Worin sehen Sie vor allem die Chancen für eine Erhöhung der Energiesicherheit des Landes?
JT: Die Erhöhung der Sicherheit des Nationalen Energiesystems setzt die Erfüllung vieler Bedingungen voraus. Vor allem müssen Stein- und Braunkohle als Energiequelle effizienter genutzt werden. Gleichzeitig ist eine Diversifizierung vorzunehmen und dabei der Anteil erneuerbarer Energien zu erhöhen. Das vorhandene Produktionsvermögen ist gut zu nutzen. Neue Blöcke, insbesondere große, sollten in einem höheren Maß als bisher im Grundmodus betrieben werden. Dabei sind ihre Vorzüge, insbesondere der hohe Wirkungsgrad und die geringe Emission, auszunutzen. Bereits lange betriebene Blöcke, besonders solche der Klasse 200MW und 360MW, sollten entsprechend für den Regelungsbetrieb eingerichtet werden. Das Nationale Energiesystem sollte entsprechend in das europäische Verbundsystem integriert werden, sowohl hinsichtlich der Stromerzeugung als auch der Regelung.
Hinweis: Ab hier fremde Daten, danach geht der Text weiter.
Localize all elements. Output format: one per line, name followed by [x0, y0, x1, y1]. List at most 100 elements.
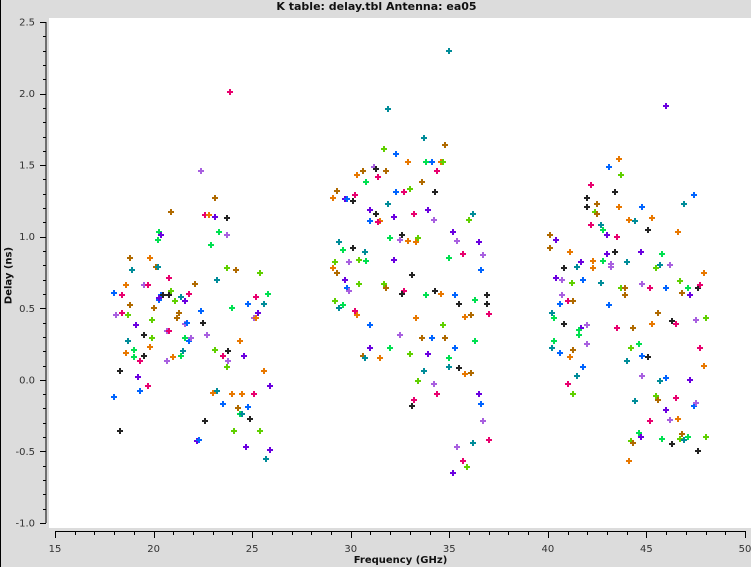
data-point	[387, 345, 393, 351]
data-point	[486, 437, 492, 443]
data-point	[429, 159, 435, 165]
data-point	[354, 312, 360, 318]
data-point	[182, 298, 188, 304]
data-point	[202, 212, 208, 218]
data-point	[679, 290, 685, 296]
data-point	[419, 179, 425, 185]
data-point	[352, 308, 358, 314]
data-point	[434, 168, 440, 174]
data-point	[687, 292, 693, 298]
data-point	[147, 344, 153, 350]
data-point	[431, 381, 437, 387]
data-point	[480, 252, 486, 258]
data-point	[551, 315, 557, 321]
data-point	[133, 322, 139, 328]
data-point	[113, 312, 119, 318]
data-point	[129, 267, 135, 273]
data-point	[606, 302, 612, 308]
data-point	[196, 437, 202, 443]
data-point	[647, 285, 653, 291]
data-point	[446, 48, 452, 54]
data-point	[334, 270, 340, 276]
data-point	[397, 237, 403, 243]
data-point	[125, 338, 131, 344]
data-point	[336, 305, 342, 311]
data-point	[178, 294, 184, 300]
data-point	[578, 325, 584, 331]
data-point	[241, 353, 247, 359]
data-point	[691, 403, 697, 409]
data-point	[383, 285, 389, 291]
data-point	[639, 281, 645, 287]
data-point	[235, 405, 241, 411]
data-point	[362, 249, 368, 255]
data-point	[574, 373, 580, 379]
data-point	[628, 345, 634, 351]
data-point	[472, 297, 478, 303]
data-point	[570, 391, 576, 397]
data-point	[701, 363, 707, 369]
data-point	[168, 209, 174, 215]
data-point	[409, 403, 415, 409]
data-point	[584, 195, 590, 201]
data-point	[253, 315, 259, 321]
x-tick-label: 15	[49, 544, 62, 555]
data-point	[470, 440, 476, 446]
data-point	[677, 436, 683, 442]
data-point	[638, 249, 644, 255]
data-point	[371, 164, 377, 170]
y-tick-label: 0.5	[19, 304, 35, 315]
data-point	[663, 407, 669, 413]
data-point	[559, 277, 565, 283]
data-point	[224, 232, 230, 238]
data-point	[663, 103, 669, 109]
data-point	[261, 368, 267, 374]
data-point	[476, 239, 482, 245]
data-point	[675, 416, 681, 422]
data-point	[397, 332, 403, 338]
data-point	[626, 458, 632, 464]
data-point	[697, 345, 703, 351]
data-point	[346, 259, 352, 265]
data-point	[454, 444, 460, 450]
data-point	[214, 388, 220, 394]
data-point	[261, 301, 267, 307]
data-point	[616, 156, 622, 162]
data-point	[580, 277, 586, 283]
data-point	[131, 354, 137, 360]
data-point	[703, 315, 709, 321]
data-point	[681, 201, 687, 207]
data-point	[147, 255, 153, 261]
data-point	[574, 264, 580, 270]
data-point	[212, 214, 218, 220]
data-point	[703, 434, 709, 440]
data-point	[472, 338, 478, 344]
y-tick-label: -1.0	[15, 519, 35, 530]
data-point	[624, 259, 630, 265]
data-point	[145, 282, 151, 288]
data-point	[344, 285, 350, 291]
data-point	[687, 377, 693, 383]
data-point	[415, 378, 421, 384]
data-point	[567, 249, 573, 255]
data-point	[367, 207, 373, 213]
data-point	[356, 257, 362, 263]
data-point	[330, 265, 336, 271]
data-point	[618, 285, 624, 291]
data-point	[649, 215, 655, 221]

Die Pro Novum sp. z o.o. ist Veranstalter des 19. Symposiums DIAGNOSTIK UND INSTANDSETZUNGEN VON THERMISCHEN UND MECHANISCHEN ANLAGEN FÜR KRAFTWERKE: Diagnostik zur Verlängerung der Nutzungsdauer und für einen flexiblen Betrieb von Kraftwerken. Die AHK Polen hat die Schirmherrschaft übernommen.